Сели, осмотрели друг друга.
— Валерий Богданович, — сказал Многолетов после паузы, — вы в курсе, что меня к вам прислали, но я не нахожу в этом смысла. Всю жизнь я сам был своим личным мозгоправом. Травмы прошлого, внутренние конфликты, симптомы тревоги — все это мы проходили. Пару раз я даже купировал панические атаки. Антидепрессанты сроду не пробовал и впредь не буду. Исповедоваться не люблю. Давайте я оплачу свой визит и откланяюсь.

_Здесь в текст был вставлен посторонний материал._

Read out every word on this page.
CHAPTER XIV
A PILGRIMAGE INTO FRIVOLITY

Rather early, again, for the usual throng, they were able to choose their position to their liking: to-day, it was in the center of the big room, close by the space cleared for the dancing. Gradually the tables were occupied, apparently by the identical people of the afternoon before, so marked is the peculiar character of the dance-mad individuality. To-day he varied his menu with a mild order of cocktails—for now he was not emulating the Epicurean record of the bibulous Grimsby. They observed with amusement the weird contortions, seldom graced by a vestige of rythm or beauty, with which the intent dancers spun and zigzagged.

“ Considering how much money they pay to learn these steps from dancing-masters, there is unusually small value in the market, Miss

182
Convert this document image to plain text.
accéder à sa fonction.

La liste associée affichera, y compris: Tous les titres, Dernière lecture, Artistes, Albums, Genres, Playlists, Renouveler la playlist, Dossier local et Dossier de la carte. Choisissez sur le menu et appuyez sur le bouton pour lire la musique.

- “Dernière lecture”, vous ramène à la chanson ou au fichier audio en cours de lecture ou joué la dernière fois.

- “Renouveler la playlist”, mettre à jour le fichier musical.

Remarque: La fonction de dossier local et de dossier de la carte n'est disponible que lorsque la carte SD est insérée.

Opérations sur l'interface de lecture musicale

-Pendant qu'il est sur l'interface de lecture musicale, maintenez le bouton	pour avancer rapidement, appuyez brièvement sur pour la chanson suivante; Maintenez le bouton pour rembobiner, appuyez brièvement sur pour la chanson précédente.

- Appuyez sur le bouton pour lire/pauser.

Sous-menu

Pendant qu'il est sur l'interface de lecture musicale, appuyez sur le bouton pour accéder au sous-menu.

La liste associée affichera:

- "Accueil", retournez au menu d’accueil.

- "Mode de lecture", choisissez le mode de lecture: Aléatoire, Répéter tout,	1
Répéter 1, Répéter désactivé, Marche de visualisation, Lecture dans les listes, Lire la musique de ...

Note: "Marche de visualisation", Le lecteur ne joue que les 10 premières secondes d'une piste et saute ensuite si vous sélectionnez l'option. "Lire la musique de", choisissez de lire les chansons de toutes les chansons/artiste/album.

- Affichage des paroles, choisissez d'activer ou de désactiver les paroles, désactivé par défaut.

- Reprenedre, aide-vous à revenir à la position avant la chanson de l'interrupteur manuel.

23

— Платить не нужно, — сказал врач, не показав удивления. — Первый прием бесплатный. Оплата начиная со второго.
— Но второго не будет.
— Как знать. Можно я сформулирую вашу проблему?
— Попробуйте, — без интереса отозвался Многолетов.
— Судьба кончилась, а жизнь продолжается.
Лев Лукич внимательно посмотрел на врача.
— Допустим, нечто в этом роде... Типа исчерпания жизненного задания. Это как-то проявляется внешне?
— Нет. Просто моя гипотеза. Можно еще вопрос? — Пужаев придвинул табурет поближе к гостю. — Чего вы боитесь?
— Того же, что и все. Физической немощи. Слепоты. Перелома шейки бедра. Деменции с Альцгеймером. Нищей старости.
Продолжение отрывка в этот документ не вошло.